Victorian fantasy? C'mon, these cyberpunk-centered guys must believe that steampunk is a derivative of cyberpunk (as the name suggests). But we know it's not. Gibson and Sterling have just jumped into the river which had been already flowing for decades. Jeter, Blaylock and Powers did the same, only couple of years earlier. Besides, even Jeter and his pals, who coined the name "steampunk", didn't strictly uphold the borders between the genres. So what exactly is this evolving "steampunk" thing? I also can't say that I like it's present condition, but it doesn't mean it's not steampunk anymore.
I've noticed a lot of links tracking back from the Goodreads Sci-Fi and Fantasy Book Club to this article. Welcome!
I thought I should make a comment since you seem confused over how The Anubis Gates qualifies as a "Steampunk" book and not just a weird historical fantasy. It probably helps to consider the two prevailing theories of genre.
The first is that a genre starts out as a very clear and concise idea that, over time, becomes more flexible and corrupted. The second is that a genre starts out very loose, flexible and experimental and only later coalesces into a strict and archetypal form. Personally, I think the latter makes the better argument.

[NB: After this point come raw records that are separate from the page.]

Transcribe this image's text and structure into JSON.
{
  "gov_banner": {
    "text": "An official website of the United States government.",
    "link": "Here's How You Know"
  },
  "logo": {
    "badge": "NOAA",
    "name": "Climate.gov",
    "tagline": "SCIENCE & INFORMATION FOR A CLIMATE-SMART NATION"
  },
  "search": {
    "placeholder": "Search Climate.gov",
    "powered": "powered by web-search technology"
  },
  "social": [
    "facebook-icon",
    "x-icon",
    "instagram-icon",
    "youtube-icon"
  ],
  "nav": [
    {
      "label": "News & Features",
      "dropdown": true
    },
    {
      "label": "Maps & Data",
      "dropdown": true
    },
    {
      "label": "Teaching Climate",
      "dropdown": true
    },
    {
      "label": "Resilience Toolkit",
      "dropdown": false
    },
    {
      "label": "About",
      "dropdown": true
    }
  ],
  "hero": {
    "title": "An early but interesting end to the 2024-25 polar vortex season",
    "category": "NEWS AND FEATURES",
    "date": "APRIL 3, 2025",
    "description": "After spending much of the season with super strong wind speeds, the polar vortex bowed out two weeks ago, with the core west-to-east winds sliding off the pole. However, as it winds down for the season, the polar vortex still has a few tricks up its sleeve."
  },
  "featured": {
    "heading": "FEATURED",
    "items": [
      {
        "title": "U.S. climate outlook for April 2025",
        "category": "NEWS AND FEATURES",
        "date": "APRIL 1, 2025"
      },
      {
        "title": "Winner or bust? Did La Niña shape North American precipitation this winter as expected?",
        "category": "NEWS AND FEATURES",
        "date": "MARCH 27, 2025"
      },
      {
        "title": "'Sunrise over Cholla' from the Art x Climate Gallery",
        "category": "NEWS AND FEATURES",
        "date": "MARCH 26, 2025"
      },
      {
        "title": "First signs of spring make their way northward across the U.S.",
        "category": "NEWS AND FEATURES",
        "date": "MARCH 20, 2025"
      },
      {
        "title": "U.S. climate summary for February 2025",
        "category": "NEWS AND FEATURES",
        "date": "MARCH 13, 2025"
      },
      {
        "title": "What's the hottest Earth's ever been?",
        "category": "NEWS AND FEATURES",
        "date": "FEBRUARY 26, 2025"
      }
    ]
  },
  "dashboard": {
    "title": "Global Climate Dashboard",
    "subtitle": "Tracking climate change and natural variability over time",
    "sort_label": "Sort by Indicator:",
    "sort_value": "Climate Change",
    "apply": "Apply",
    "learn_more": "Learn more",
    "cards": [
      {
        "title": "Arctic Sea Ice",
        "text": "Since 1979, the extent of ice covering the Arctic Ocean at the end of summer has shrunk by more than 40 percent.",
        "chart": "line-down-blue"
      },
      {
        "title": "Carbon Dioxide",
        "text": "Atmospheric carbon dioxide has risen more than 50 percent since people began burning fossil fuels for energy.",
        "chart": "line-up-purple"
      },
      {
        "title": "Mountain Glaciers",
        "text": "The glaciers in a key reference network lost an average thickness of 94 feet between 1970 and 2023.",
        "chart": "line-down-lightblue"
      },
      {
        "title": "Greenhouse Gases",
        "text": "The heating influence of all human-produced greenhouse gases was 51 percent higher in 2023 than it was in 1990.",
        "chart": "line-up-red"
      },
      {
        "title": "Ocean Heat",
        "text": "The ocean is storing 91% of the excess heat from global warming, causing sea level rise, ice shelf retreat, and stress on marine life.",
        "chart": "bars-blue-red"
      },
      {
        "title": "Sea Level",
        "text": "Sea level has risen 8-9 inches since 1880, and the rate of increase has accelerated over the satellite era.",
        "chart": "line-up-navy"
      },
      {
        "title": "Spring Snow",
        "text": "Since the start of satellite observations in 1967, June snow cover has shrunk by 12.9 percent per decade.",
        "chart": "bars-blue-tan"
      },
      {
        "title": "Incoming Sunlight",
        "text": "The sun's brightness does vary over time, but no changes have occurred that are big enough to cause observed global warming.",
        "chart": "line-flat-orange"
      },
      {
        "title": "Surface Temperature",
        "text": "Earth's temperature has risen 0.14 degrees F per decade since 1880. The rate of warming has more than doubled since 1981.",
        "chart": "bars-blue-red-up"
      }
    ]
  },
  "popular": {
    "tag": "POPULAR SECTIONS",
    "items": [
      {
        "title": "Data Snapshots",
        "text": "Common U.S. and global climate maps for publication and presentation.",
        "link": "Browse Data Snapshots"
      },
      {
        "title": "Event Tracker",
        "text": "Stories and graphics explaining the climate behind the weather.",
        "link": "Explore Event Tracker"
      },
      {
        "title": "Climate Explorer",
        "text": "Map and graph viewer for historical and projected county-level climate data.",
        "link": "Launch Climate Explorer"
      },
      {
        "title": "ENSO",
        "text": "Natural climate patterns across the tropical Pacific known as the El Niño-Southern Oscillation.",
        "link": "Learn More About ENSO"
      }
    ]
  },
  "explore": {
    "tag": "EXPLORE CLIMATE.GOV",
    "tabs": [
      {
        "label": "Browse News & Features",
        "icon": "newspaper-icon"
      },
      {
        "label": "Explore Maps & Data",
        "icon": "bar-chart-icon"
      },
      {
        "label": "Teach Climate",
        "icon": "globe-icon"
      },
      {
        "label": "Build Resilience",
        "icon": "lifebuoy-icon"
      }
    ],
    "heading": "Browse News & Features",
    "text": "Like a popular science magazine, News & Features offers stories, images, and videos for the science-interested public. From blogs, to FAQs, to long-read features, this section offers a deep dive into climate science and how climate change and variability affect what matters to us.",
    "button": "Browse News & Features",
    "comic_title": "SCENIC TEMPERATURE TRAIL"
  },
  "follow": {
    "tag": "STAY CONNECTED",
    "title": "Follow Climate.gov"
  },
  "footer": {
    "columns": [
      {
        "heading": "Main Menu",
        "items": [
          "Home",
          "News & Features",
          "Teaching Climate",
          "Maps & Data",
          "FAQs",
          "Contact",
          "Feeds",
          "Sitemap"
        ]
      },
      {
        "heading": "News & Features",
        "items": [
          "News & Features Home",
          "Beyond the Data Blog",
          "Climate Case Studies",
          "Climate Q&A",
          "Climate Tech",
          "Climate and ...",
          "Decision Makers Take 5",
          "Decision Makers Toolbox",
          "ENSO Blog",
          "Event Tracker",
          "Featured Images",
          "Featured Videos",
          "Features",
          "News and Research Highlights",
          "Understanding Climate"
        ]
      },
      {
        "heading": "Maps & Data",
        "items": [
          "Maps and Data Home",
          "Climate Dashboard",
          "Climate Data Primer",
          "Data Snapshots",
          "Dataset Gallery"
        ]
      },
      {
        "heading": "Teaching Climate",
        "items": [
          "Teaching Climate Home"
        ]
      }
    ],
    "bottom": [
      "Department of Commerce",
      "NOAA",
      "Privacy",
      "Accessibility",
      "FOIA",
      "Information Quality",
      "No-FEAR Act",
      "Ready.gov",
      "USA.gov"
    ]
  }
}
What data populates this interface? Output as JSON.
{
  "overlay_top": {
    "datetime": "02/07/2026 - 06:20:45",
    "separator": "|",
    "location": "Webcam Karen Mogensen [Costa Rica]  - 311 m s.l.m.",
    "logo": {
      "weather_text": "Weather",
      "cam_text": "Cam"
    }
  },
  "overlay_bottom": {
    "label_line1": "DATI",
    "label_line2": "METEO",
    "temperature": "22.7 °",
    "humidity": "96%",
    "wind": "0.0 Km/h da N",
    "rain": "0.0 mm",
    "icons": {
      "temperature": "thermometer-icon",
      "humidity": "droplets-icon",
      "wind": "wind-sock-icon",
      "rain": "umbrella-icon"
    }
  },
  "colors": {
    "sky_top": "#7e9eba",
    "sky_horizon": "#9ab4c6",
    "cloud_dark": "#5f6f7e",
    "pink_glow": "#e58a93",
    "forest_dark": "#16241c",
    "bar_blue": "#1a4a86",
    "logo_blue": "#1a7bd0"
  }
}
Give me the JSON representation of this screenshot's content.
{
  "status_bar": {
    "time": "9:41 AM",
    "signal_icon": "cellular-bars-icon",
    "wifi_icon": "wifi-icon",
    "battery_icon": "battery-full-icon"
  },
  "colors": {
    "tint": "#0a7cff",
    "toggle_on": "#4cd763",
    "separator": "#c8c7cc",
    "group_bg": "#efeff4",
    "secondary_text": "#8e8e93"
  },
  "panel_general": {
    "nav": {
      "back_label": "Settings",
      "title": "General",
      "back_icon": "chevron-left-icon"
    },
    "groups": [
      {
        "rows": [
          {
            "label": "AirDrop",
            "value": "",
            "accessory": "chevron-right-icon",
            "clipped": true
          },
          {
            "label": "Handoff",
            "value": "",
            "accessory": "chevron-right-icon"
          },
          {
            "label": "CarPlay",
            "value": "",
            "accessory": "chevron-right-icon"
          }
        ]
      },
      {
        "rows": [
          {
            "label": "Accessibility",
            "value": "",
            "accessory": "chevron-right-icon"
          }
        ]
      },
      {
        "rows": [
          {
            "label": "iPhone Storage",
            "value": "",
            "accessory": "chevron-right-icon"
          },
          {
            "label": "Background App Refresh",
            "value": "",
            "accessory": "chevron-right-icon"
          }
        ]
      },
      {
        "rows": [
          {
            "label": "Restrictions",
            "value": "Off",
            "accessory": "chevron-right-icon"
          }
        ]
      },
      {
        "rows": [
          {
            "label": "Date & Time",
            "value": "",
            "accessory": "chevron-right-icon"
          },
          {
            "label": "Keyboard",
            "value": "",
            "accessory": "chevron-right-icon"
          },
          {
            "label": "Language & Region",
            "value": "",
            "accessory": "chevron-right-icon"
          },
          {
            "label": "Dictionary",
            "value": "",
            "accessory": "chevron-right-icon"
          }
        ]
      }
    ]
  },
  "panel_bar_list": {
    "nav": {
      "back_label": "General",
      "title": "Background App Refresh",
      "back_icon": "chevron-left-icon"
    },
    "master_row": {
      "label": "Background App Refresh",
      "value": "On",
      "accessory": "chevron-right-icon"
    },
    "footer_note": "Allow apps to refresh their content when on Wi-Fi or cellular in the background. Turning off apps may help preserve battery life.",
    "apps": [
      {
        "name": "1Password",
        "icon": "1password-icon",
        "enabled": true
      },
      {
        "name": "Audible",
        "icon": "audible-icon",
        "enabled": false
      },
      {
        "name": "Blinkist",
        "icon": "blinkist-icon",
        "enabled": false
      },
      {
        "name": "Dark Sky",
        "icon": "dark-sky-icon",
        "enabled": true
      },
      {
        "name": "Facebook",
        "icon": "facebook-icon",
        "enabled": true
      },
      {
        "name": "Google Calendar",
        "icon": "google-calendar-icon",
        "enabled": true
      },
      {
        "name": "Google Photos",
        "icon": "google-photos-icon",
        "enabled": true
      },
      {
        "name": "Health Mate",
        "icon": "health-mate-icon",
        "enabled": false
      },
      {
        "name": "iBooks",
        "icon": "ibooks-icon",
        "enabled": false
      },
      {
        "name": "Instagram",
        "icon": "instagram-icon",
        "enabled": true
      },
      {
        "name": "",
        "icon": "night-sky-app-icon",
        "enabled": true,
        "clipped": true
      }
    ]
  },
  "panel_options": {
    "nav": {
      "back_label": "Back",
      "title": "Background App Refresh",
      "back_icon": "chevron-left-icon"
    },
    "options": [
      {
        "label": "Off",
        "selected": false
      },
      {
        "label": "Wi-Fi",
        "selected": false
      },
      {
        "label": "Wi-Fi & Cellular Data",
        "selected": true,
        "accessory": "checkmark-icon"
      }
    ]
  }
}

In the case of The Anubis Gates, "wacko historical fantasies" were the exact thing to which K.W. Jeter applied the invented label of "Steampunk." Respected Sci-Fi critic John Clute picked that up and used Powers' novel as an example of Steampunk as Dickensian fantasy in an alternate history Industrial Revolution setting. It was only much later, within the last 2 years or so with the emergence of the Steampunk subculture, that the genre of Steampunk has coalesced into a much more limited, archetypal form.
It's only now that Steampunk has to rigidly adhere to steam-powered technology and anachronistic Punk socio-political posturing. I'd say that is at it's own loss as well... Just like eventually every Goth novel had to involve Anne Rice-style vampires, now every Steampunk novel (or outfit or laptop computer) has to be about some anarchist inventor and his messy assemblage of gears.
If not for the strictures of that rigid alternative subculture, Clute's definition of "any sf... set in any version of the previous century from which entropy has been banned as a metaphorical governor of the alternate industrial revolution of choice" would be the best, most poetic and most articulate definition of the genre around. I would still be willing to use it for any modern Scientific Romance.